The picturesque town of Kaiserstuhl, with its 700-year history, is listed as a historical monument and is situated on the steep slope of the Rhine bank in the shape of an acute triangle. The 36 m high Upper Tower forms the upper tip. It towers over the town and is the only remaining part of the old fortifications.
At the upper end of the steep slope was the small castle of the barons of Kaiserstuhl in the 12th century. After they died out, the property passed to the barons of Regensberg. In 1254, they founded a fortified town on the steep slope and named it after the dynasty whose heritage they had inherited. The small town is the southern bridgehead of a bridge over the river that probably already existed in Roman times.
The Catholic church of St. Catherine dates from 1757 and was built in the Baroque style. It is considered the main work of the Kaiserstuhl sculptor and woodcarver Franz Ludwig Wind.

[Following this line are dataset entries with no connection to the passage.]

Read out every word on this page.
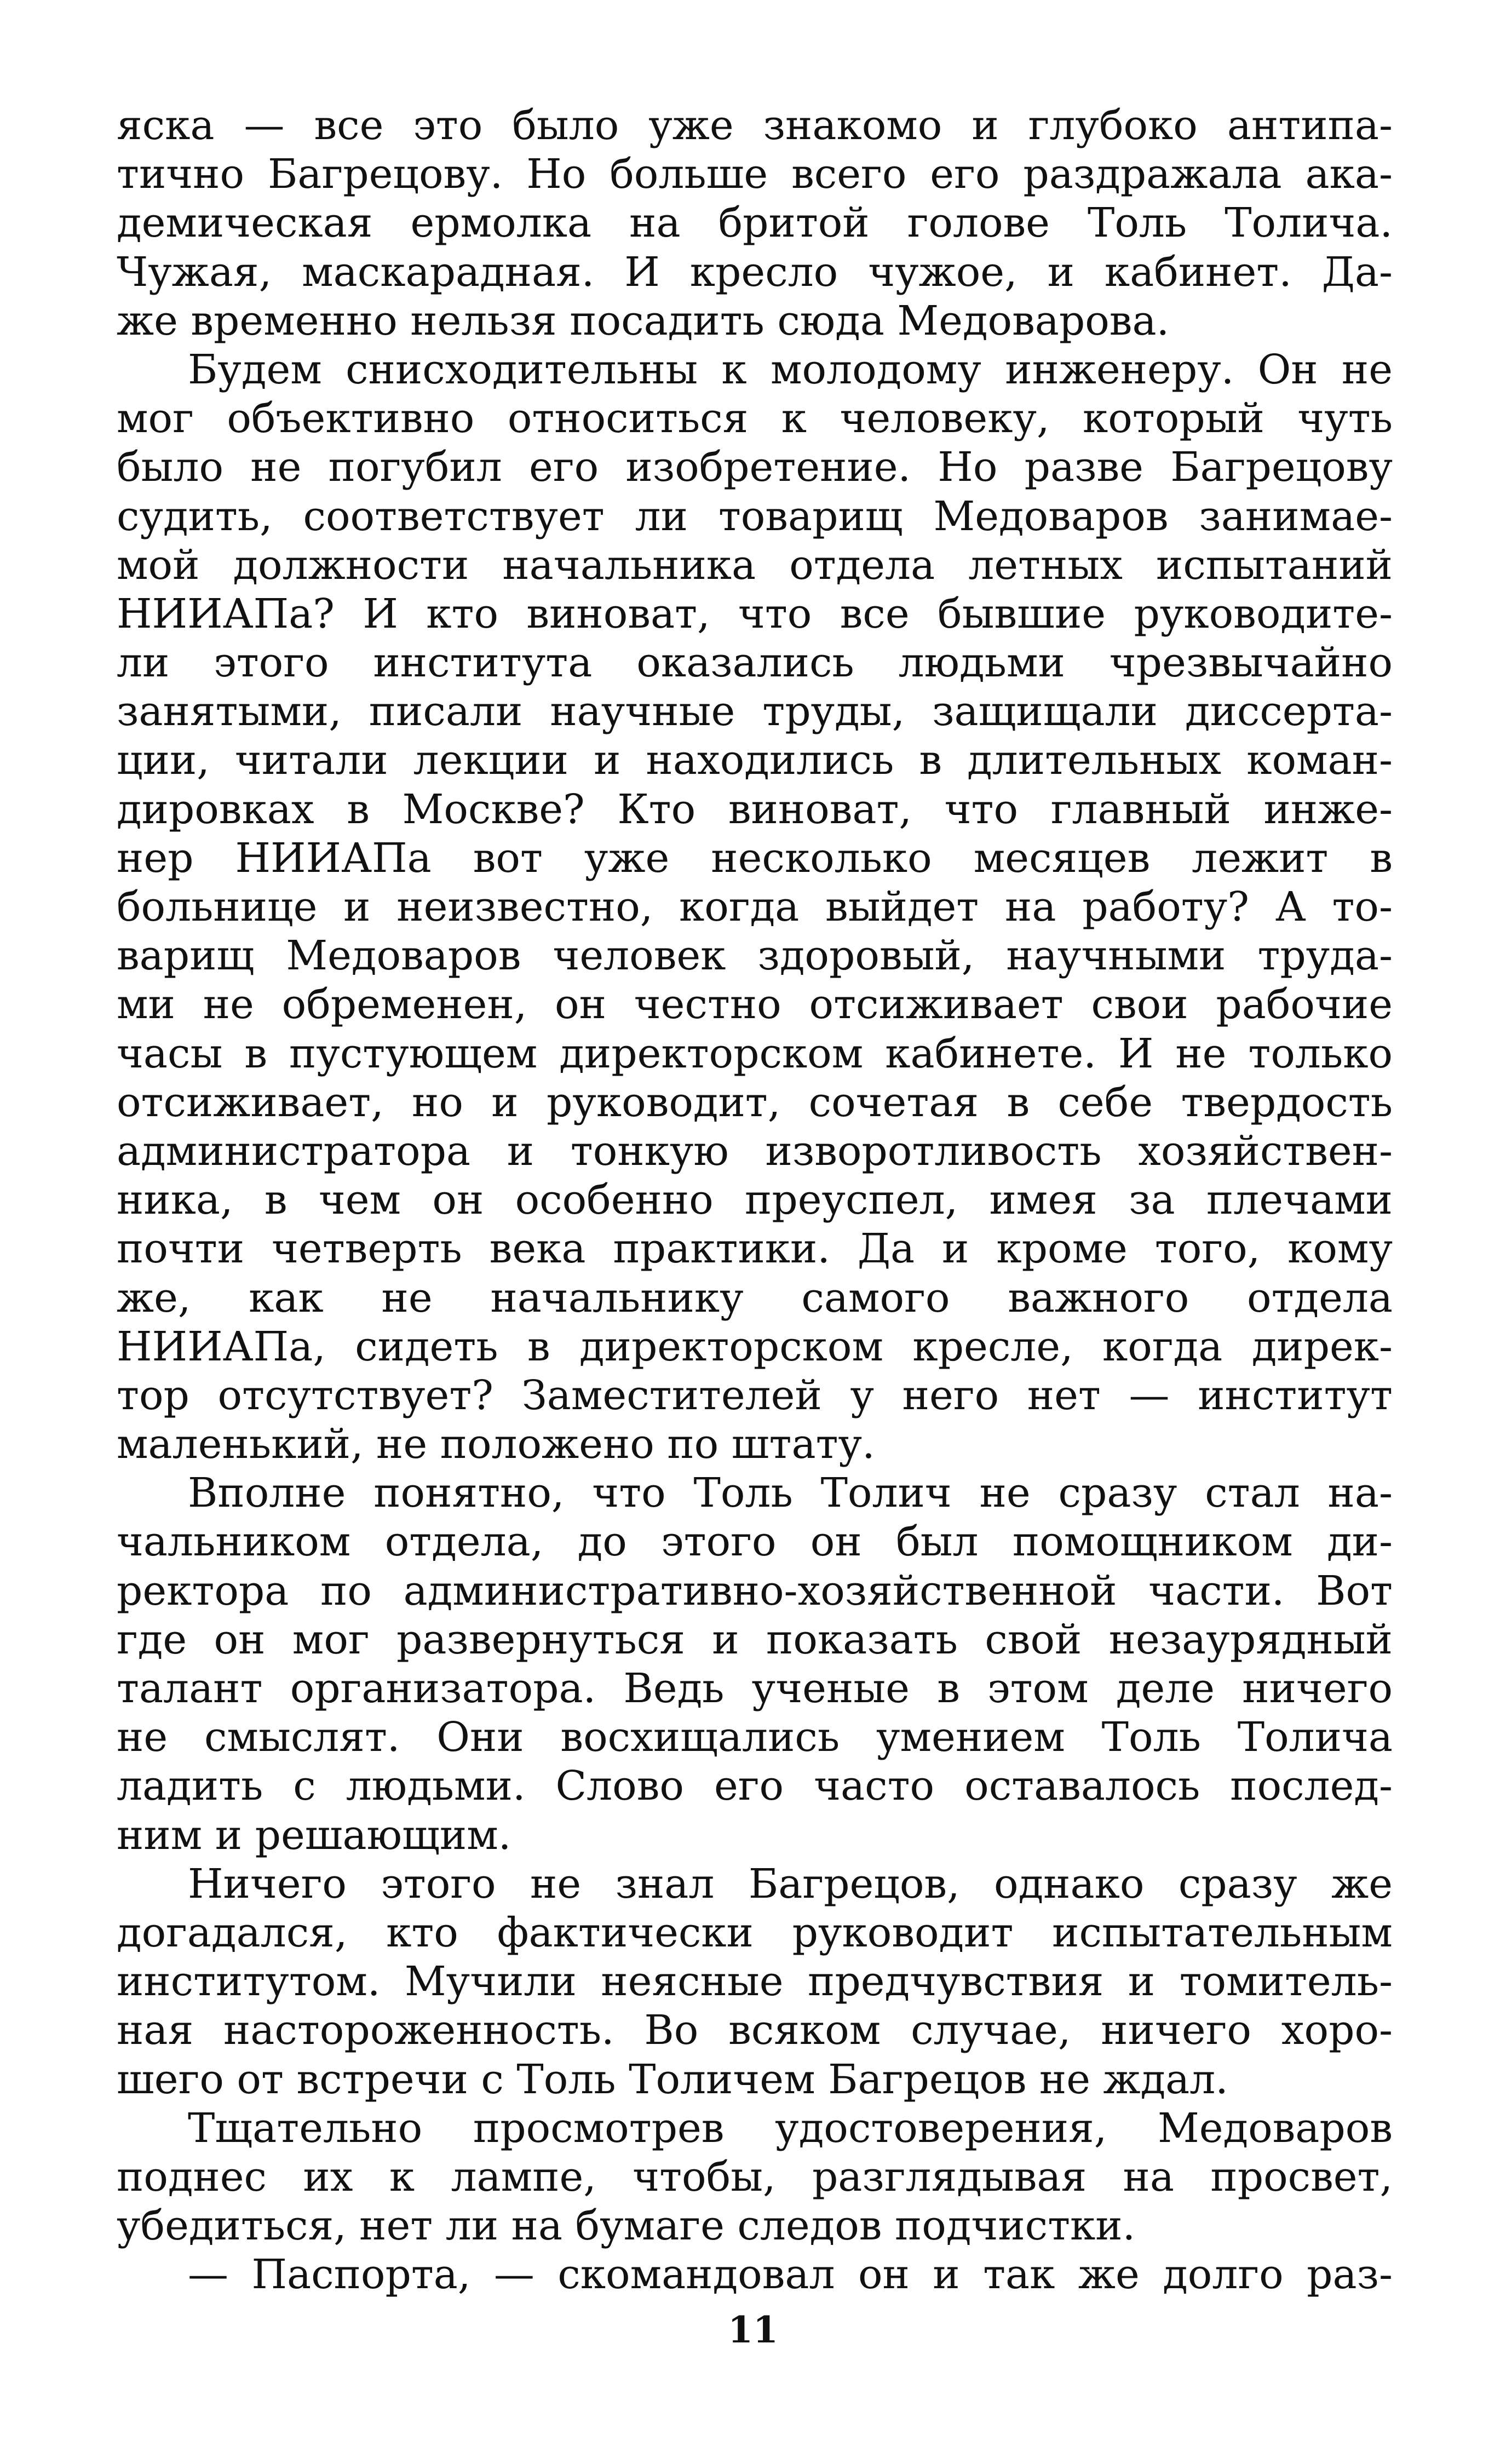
яска — все это было уже знакомо и глубоко антипа-
тично Багрецову. Но больше всего его раздражала ака-
демическая ермолка на бритой голове Толь Толича.
Чужая, маскарадная. И кресло чужое, и кабинет. Да-
же временно нельзя посадить сюда Медоварова.
Будем снисходительны к молодому инженеру. Он не
мог объективно относиться к человеку, который чуть
было не погубил его изобретение. Но разве Багрецову
судить, соответствует ли товарищ Медоваров занимае-
мой должности начальника отдела летных испытаний
НИИАПа? И кто виноват, что все бывшие руководите-
ли этого института оказались людьми чрезвычайно
занятыми, писали научные труды, защищали диссерта-
ции, читали лекции и находились в длительных коман-
дировках в Москве? Кто виноват, что главный инже-
нер НИИАПа вот уже несколько месяцев лежит в
больнице и неизвестно, когда выйдет на работу? А то-
варищ Медоваров человек здоровый, научными труда-
ми не обременен, он честно отсиживает свои рабочие
часы в пустующем директорском кабинете. И не только
отсиживает, но и руководит, сочетая в себе твердость
администратора и тонкую изворотливость хозяйствен-
ника, в чем он особенно преуспел, имея за плечами
почти четверть века практики. Да и кроме того, кому
же, как не начальнику самого важного отдела
НИИАПа, сидеть в директорском кресле, когда дирек-
тор отсутствует? Заместителей у него нет — институт
маленький, не положено по штату.
Вполне понятно, что Толь Толич не сразу стал на-
чальником отдела, до этого он был помощником ди-
ректора по административно-хозяйственной части. Вот
где он мог развернуться и показать свой незаурядный
талант организатора. Ведь ученые в этом деле ничего
не смыслят. Они восхищались умением Толь Толича
ладить с людьми. Слово его часто оставалось послед-
ним и решающим.
Ничего этого не знал Багрецов, однако сразу же
догадался, кто фактически руководит испытательным
институтом. Мучили неясные предчувствия и томитель-
ная настороженность. Во всяком случае, ничего хоро-
шего от встречи с Толь Толичем Багрецов не ждал.
Тщательно просмотрев удостоверения, Медоваров
поднес их к лампе, чтобы, разглядывая на просвет,
убедиться, нет ли на бумаге следов подчистки.
— Паспорта, — скомандовал он и так же долго раз-
11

Houses that are particularly well preserved are the Amtshaus in late Gothic style with its stepped gables, the Palais Mayenfisch with French architectural elements and the stately former inn "Zur Krone".
On the other bank of the Rhine stands Rötteln Castle, built in the 12th century by the von Wasserstelz family. In 1185, a Ludwig von Rötteln, who was in the service of the Dukes of Zähringen, is mentioned in a document. The castle was expanded in 1294 and received its present form in 1787.